Ulcers occur when your stomach lining has eroded and stomach acid escapes, damaging tissue around it. They can cause you to have sharp pain in belly button. If they go untreated, they can cause internal bleeding and extensive damage. Spicy food can aggravate the damaged tissue and cause the pain to become worse. Your doctor can prescribe medications that can help as well as guide you in lifestyle and diet changes that can reduce your chances of getting more ulcers in the future.
Pancreatic problems can cause fever, headaches and nausea as well as pain near the belly button. If your pain comes and goes throughout the day, it is important to discuss it with your doctor. He can use this information to make the right diagnosis.
Crohn’s disease occurs when there is inflammation of the bowel. It can affect areas anywhere from the mouth to the rectum. Symptoms include loss of appetite, pain in belly button area, cramping of the abdomen, mouth ulcers, constipation, diarrhea, or rectal bleeding. There is no cure for Crohn’s disease and it is often passed on through genetics. Sometimes smoking or your body’s reaction to normal bacteria can cause the disease as well. Your doctor can provide medication to help with your symptoms.

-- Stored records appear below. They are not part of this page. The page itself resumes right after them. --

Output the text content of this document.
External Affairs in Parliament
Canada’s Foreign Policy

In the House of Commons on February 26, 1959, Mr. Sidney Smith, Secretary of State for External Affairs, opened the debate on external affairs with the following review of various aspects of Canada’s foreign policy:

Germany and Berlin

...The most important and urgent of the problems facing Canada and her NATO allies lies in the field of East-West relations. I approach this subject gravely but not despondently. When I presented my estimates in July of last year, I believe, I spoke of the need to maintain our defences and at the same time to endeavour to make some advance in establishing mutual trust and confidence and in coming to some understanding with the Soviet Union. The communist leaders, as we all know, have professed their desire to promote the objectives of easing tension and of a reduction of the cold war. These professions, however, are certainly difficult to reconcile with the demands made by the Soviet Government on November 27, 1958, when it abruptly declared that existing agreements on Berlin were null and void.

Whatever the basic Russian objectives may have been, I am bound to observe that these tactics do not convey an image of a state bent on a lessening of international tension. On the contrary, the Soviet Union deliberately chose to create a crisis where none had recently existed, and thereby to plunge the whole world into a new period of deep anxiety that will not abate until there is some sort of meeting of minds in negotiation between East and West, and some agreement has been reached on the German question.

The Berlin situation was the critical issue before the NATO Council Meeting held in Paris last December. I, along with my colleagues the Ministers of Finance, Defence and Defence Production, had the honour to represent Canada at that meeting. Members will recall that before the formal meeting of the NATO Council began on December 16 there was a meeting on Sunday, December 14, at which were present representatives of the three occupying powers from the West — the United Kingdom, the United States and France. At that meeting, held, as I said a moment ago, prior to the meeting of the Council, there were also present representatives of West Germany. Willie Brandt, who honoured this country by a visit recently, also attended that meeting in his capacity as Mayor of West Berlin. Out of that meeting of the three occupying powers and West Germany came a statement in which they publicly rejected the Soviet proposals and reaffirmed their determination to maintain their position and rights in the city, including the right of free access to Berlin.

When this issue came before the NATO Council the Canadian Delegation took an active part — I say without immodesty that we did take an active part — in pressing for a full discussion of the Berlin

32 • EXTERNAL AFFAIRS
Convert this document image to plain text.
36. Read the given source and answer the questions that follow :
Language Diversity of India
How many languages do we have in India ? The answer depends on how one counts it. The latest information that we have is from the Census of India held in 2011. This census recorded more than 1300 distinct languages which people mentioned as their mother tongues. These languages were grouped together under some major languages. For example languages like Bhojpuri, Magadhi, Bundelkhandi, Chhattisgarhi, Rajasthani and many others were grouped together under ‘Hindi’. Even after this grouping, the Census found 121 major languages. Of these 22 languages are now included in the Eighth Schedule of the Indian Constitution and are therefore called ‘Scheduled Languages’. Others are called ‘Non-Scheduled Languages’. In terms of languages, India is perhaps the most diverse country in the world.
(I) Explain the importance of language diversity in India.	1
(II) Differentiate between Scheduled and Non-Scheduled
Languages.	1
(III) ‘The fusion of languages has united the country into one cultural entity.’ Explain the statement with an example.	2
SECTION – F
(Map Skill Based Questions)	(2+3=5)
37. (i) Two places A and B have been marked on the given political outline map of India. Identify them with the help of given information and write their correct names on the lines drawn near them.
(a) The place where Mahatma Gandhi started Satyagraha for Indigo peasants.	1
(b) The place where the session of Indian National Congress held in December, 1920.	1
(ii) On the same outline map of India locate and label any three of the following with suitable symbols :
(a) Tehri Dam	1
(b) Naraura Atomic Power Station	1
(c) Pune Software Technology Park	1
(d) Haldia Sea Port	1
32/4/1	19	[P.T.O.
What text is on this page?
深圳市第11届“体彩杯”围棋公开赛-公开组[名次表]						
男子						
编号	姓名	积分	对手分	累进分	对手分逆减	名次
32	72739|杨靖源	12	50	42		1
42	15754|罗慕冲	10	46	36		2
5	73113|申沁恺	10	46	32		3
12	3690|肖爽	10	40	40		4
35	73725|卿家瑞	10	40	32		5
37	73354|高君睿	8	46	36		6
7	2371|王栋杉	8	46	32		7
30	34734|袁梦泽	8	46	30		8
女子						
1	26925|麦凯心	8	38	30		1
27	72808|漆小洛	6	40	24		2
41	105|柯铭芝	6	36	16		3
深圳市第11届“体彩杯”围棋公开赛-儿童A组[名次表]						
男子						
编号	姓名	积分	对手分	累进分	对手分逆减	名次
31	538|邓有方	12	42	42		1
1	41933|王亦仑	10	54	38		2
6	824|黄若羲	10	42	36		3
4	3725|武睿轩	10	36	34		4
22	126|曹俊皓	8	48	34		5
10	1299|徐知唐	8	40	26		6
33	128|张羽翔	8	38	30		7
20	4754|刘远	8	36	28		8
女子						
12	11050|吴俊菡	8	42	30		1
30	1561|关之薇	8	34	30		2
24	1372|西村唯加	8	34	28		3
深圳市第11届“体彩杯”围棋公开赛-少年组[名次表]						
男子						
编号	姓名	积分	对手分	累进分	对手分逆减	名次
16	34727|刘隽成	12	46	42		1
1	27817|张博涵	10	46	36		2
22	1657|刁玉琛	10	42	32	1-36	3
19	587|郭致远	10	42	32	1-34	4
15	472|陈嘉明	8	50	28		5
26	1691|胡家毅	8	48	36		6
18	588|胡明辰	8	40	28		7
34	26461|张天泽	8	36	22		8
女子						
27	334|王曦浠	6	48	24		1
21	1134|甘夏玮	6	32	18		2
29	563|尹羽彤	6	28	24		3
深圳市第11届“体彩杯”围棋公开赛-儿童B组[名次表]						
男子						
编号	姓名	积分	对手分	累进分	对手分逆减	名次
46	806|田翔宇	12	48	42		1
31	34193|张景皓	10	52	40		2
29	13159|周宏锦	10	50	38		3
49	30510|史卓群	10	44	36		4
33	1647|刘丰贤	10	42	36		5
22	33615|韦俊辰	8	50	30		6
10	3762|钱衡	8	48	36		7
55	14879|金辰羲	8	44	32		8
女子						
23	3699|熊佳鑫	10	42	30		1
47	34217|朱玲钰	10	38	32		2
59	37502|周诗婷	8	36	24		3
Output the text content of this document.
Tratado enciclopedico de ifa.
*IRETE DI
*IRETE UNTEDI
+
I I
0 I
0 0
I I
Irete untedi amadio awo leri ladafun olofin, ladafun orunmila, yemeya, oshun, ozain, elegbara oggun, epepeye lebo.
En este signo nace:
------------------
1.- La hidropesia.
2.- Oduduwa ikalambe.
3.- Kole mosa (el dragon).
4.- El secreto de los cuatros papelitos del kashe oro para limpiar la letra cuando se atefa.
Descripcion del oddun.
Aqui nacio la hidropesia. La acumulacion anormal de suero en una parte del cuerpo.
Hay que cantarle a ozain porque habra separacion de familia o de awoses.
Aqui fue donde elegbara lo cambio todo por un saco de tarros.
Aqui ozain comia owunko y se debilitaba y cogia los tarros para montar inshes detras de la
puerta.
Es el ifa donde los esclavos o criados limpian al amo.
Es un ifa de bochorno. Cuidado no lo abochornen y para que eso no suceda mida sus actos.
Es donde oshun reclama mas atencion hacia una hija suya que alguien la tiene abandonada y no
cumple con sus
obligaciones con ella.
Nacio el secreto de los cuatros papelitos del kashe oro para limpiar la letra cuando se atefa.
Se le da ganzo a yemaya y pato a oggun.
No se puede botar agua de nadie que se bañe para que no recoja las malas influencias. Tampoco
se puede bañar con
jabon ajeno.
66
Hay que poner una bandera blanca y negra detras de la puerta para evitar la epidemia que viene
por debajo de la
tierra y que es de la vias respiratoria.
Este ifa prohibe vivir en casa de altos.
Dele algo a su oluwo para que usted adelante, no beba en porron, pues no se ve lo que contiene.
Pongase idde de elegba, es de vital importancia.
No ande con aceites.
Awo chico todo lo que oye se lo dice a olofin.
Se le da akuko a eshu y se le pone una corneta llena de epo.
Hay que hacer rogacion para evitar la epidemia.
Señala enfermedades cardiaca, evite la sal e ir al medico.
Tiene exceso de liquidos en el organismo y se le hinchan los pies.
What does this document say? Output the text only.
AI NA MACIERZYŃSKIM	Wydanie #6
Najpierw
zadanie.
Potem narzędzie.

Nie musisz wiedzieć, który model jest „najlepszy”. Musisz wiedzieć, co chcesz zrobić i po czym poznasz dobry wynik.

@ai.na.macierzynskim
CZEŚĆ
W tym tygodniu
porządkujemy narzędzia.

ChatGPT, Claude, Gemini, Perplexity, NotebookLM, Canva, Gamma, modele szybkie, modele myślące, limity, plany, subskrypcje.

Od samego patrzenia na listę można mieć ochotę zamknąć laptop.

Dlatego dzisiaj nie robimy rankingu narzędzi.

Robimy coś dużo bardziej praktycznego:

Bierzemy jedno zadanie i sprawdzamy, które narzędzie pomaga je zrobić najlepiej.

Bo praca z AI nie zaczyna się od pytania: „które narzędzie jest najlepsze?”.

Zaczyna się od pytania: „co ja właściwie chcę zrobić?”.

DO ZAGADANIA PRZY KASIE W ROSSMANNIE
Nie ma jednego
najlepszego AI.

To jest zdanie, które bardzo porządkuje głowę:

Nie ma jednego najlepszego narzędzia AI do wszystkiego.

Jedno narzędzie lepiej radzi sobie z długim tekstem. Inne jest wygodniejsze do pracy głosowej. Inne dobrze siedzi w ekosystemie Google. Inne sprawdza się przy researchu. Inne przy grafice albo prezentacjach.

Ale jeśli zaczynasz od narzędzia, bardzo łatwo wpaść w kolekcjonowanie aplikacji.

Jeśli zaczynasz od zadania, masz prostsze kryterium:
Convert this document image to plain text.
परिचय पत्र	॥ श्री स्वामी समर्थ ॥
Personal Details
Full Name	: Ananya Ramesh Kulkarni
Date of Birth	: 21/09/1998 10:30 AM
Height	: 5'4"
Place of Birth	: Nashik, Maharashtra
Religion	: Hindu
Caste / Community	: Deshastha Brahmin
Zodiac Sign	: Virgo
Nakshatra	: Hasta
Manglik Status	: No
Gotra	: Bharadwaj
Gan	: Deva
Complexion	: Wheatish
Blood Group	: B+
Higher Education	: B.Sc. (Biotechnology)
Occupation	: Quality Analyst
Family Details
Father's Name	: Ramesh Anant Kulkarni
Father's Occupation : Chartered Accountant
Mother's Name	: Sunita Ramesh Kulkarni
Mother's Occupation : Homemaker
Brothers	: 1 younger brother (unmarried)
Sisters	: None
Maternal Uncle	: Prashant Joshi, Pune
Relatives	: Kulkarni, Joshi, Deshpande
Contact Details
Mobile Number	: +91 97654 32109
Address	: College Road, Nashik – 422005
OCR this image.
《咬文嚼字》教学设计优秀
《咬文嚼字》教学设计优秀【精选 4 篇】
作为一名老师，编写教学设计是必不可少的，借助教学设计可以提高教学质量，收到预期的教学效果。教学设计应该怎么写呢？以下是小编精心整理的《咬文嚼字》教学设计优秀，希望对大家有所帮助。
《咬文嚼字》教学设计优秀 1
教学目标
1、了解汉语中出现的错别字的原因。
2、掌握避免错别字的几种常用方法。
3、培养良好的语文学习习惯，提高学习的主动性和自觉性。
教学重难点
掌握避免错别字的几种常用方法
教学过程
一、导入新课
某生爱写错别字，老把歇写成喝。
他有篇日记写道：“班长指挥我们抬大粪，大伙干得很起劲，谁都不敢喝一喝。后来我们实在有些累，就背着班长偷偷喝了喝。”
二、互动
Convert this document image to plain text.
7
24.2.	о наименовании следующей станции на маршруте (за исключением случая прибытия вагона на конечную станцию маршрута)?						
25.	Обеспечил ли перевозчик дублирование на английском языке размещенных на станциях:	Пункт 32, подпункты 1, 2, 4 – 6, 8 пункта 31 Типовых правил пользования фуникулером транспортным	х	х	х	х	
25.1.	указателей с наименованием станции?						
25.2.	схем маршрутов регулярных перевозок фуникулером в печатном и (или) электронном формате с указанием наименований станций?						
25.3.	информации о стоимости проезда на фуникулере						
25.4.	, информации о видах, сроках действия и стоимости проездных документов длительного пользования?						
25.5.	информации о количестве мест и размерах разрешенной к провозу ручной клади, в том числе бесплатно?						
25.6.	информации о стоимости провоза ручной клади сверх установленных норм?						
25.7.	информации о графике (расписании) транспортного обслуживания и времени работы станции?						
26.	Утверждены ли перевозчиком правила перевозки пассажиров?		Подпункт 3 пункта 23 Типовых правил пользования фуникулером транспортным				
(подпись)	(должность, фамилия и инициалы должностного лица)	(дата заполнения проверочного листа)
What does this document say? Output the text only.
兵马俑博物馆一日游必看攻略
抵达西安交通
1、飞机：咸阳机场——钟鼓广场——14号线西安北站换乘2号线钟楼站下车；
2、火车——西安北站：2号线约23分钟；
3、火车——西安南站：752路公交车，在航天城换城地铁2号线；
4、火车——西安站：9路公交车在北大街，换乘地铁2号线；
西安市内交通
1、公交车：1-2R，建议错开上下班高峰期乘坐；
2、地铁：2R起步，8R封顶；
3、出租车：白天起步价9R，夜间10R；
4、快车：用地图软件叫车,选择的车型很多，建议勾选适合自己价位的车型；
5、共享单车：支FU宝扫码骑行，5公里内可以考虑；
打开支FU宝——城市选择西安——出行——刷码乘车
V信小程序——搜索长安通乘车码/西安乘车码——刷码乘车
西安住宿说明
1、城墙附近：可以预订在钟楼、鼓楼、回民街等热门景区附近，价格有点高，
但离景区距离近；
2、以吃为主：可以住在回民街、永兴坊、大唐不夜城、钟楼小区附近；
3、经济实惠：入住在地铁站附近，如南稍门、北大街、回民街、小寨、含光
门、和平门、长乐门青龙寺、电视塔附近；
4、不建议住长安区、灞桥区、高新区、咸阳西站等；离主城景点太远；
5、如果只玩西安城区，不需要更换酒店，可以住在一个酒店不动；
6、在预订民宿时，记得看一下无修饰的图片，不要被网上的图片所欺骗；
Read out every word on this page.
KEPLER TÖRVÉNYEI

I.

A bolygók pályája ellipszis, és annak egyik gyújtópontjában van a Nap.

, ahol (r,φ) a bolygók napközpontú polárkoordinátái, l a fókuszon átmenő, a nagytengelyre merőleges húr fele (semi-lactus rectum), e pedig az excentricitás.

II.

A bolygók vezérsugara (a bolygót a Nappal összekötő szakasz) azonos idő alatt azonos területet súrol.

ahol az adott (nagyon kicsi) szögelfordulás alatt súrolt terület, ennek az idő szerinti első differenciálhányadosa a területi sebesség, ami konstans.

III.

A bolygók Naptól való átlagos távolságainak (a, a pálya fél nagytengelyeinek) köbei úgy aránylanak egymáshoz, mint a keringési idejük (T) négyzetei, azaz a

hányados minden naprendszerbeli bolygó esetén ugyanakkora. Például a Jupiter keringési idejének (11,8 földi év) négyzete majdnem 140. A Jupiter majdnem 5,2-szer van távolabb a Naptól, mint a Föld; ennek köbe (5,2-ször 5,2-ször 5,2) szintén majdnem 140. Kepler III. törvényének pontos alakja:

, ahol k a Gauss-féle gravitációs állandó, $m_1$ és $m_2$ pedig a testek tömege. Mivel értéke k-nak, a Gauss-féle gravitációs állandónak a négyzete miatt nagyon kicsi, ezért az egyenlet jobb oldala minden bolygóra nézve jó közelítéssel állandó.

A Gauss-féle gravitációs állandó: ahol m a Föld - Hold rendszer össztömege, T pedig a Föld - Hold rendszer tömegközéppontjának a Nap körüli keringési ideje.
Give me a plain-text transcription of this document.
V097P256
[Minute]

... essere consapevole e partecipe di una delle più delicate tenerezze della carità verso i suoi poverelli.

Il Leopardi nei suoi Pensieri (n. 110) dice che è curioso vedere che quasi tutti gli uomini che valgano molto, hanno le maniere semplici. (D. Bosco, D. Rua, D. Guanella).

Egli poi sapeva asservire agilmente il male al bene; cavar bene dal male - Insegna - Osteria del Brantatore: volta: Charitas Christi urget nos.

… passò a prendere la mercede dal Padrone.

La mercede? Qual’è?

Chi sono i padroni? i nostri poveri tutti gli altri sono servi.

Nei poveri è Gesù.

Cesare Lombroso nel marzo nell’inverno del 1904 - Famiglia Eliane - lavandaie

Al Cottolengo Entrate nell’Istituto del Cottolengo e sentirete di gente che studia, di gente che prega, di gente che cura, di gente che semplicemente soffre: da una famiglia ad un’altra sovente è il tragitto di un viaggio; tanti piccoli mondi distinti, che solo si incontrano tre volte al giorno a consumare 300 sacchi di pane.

Less Common Causes of Pain in Belly Button
Urinary Tract Infection (Cystitis)
This urinary tract infection, often referred to cystitis, spreads to the kidneys as the illness progresses. Cystitis is much more common in women than men. Sometimes it can cause you to have pain around belly button area, but the most common symptoms are pain when you’re urinating and cloudy or bloody urine. You should see your doctor as soon as possible as only antibiotics may cure this infection.
Infections of the stomach can cause belly button pain and tenderness. Due to the reproduction of bacteria, your stomach may swell and cause flu like symptoms. You can experience nausea and vomiting. You should get examined by a doctor to determine if you need medication to clear up your infection.
Sometimes you can experience pain in belly button area if you have had recent abdominal surgery. It ranges from mild to severe, but in either case, it should disappear as your body heals. Your doctor can give you medication to deal with the pain. If it persists for an extended period of time, inform your doctor as it may be an indication of a serious problem or may be another issue that is not even related to your initial surgery.
Most people with gallstones don’t experience symptoms until there is a complication. When symptoms do occur, you may experience pain that radiates from your upper abdomen to your belly button. It is typically not a constant pain but one that shows up every so often. You may also experience vomiting, fever, nausea, bloating and jaundice. Your doctor can determine if medication and lifestyle changes can alleviate your symptoms or if you need surgical treatment.
Small Intestine Disorders
The small intestine centers near the belly button area, so when you have a problem with it, you may experience severe pain around belly button. You can also suffer from constipation, fever and nausea owning to it. Common problems, such as a kink in the intestines, an infection and other disorders, can also cause pain in belly button. Visit your doctor, so he can figure out what is causing the pain and symptoms, and if you need to have surgery to fix the problem.